Oct. 31 (Bloomberg) -- The naira declined, paring its fourth monthly gain, as importers demanded dollars after the central bank sold the lowest amount of the U.S. currency in five weeks.
The currency of Africa’s biggest oil producer slipped less than 0.1 percent to 157.06 a dollar as of 4:48 p.m. in Lagos, the commercial capital.

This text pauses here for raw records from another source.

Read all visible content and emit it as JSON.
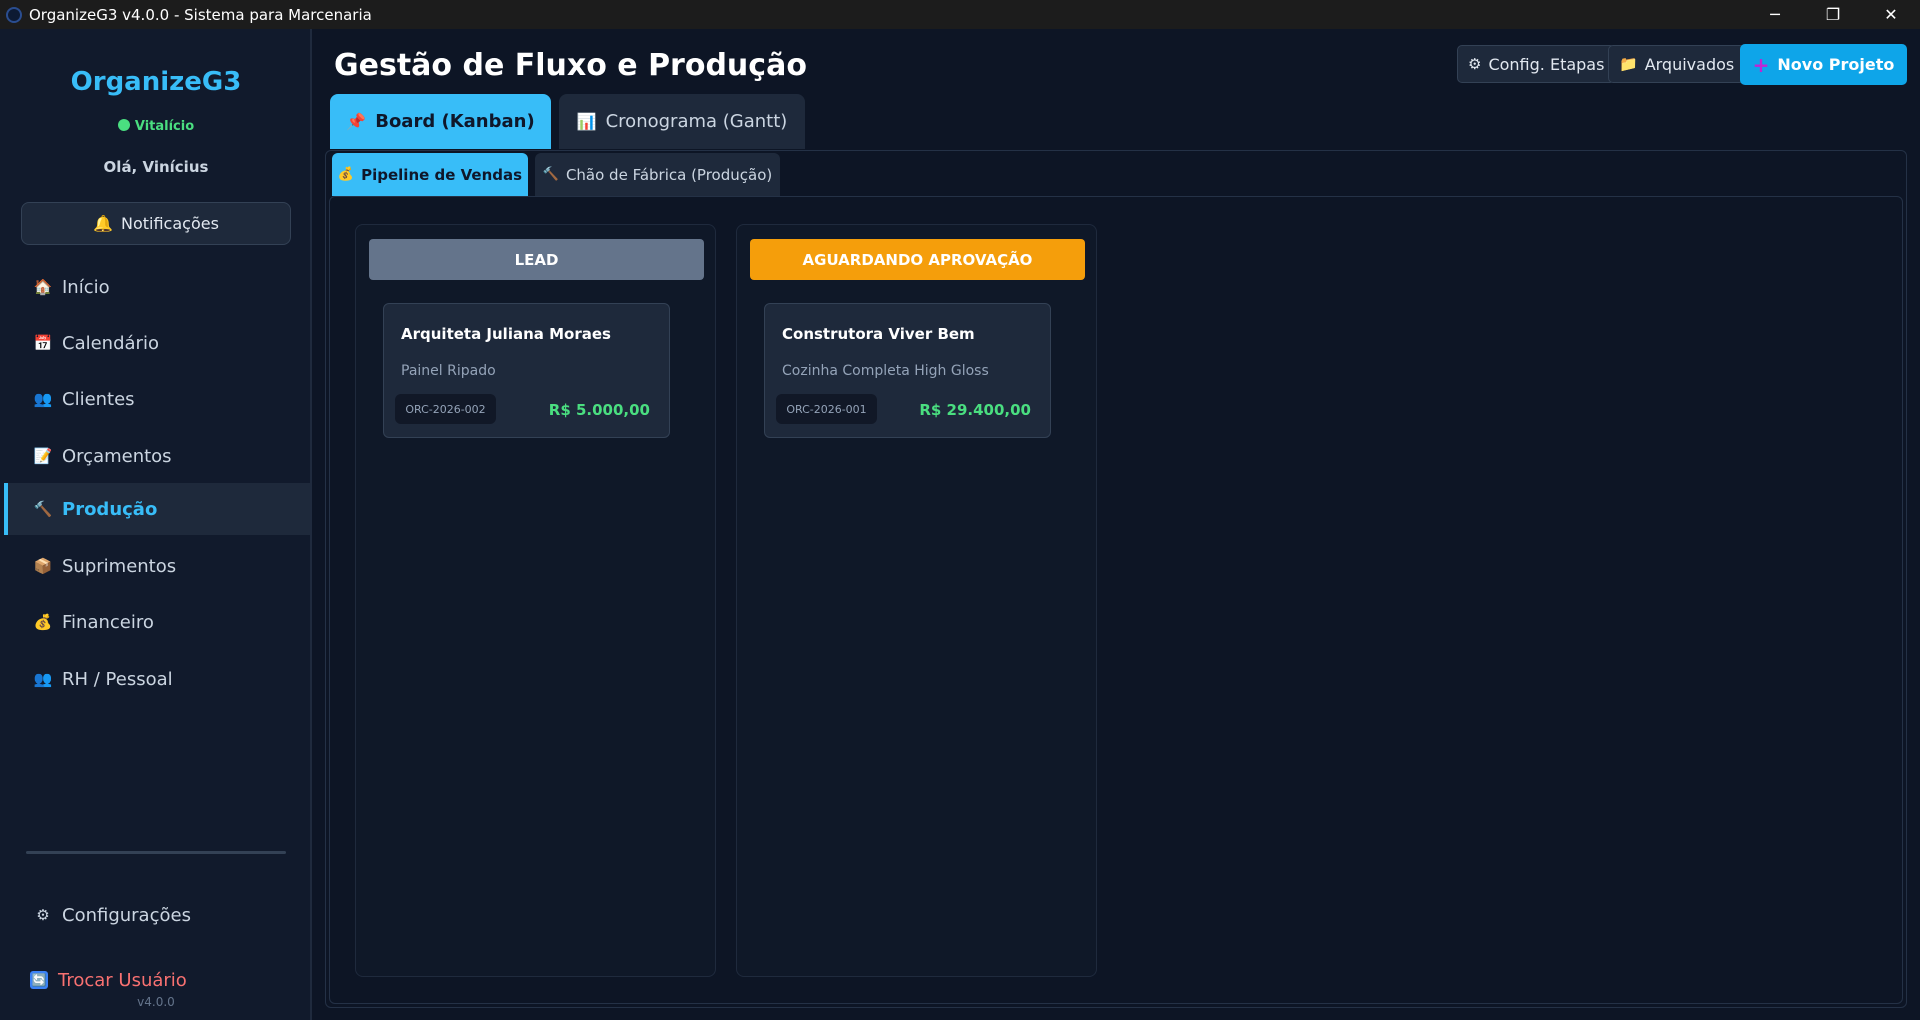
{
  "window": {
    "title": "OrganizeG3 v4.0.0 - Sistema para Marcenaria",
    "minimize_icon": "─",
    "maximize_icon": "❐",
    "close_icon": "✕"
  },
  "sidebar": {
    "brand": "OrganizeG3",
    "plan": "Vitalício",
    "greeting": "Olá, Vinícius",
    "notifications": {
      "icon": "🔔",
      "label": "Notificações"
    },
    "items": [
      {
        "icon": "🏠",
        "label": "Início",
        "active": false
      },
      {
        "icon": "📅",
        "label": "Calendário",
        "active": false
      },
      {
        "icon": "👥",
        "label": "Clientes",
        "active": false
      },
      {
        "icon": "📝",
        "label": "Orçamentos",
        "active": false
      },
      {
        "icon": "🔨",
        "label": "Produção",
        "active": true
      },
      {
        "icon": "📦",
        "label": "Suprimentos",
        "active": false
      },
      {
        "icon": "💰",
        "label": "Financeiro",
        "active": false
      },
      {
        "icon": "👥",
        "label": "RH / Pessoal",
        "active": false
      }
    ],
    "settings": {
      "icon": "⚙",
      "label": "Configurações"
    },
    "switch_user": {
      "icon": "🔄",
      "label": "Trocar Usuário"
    },
    "version": "v4.0.0"
  },
  "header": {
    "title": "Gestão de Fluxo e Produção",
    "config_stages": {
      "icon": "⚙",
      "label": "Config. Etapas"
    },
    "archived": {
      "icon": "📁",
      "label": "Arquivados"
    },
    "new_project": {
      "icon": "+",
      "label": "Novo Projeto"
    }
  },
  "tabs": {
    "kanban": {
      "icon": "📌",
      "label": "Board (Kanban)"
    },
    "gantt": {
      "icon": "📊",
      "label": "Cronograma (Gantt)"
    }
  },
  "subtabs": {
    "pipeline": {
      "icon": "💰",
      "label": "Pipeline de Vendas"
    },
    "fabrica": {
      "icon": "🔨",
      "label": "Chão de Fábrica (Produção)"
    }
  },
  "columns": [
    {
      "title": "LEAD",
      "color": "#64748b",
      "cards": [
        {
          "client": "Arquiteta Juliana Moraes",
          "project": "Painel Ripado",
          "code": "ORC-2026-002",
          "value": "R$ 5.000,00"
        }
      ]
    },
    {
      "title": "AGUARDANDO APROVAÇÃO",
      "color": "#f59e0b",
      "cards": [
        {
          "client": "Construtora Viver Bem",
          "project": "Cozinha Completa High Gloss",
          "code": "ORC-2026-001",
          "value": "R$ 29.400,00"
        }
      ]
    }
  ]
}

That trimmed its monthly advance to 0.1 percent, according to data compiled by Bloomberg.
The Central Bank of Nigeria sold $50 million at an auction today, bringing its sales this week to $93.5 million, the least in five weeks, according to data on the Abuja-based bank’s website.
“Dollar demand, which was low at the last central bank auction is seen rising today as supply is drying and the oil industry sold only about $50 million yesterday,” Tunde Ladipo, chief executive officer of Lagos-based Valuechain Investment Ltd., said by phone from Lagos. “Today’s central bank supply is not enough to meet demand.”
The yield on Nigeria’s $500 million of Eurobonds due January 2021 declined four basis points to 4.535 percent. The yield on the 16.39 percent naira debt due 2022 fell one basis point to 13.32 percent, according to yesterday’s prices on the website of the Lagos-based Financial Markets Dealers Association.
Ghana’s cedi slipped for a second day, weakening 0.5 percent to 1.8904 a dollar in Accra, the capital.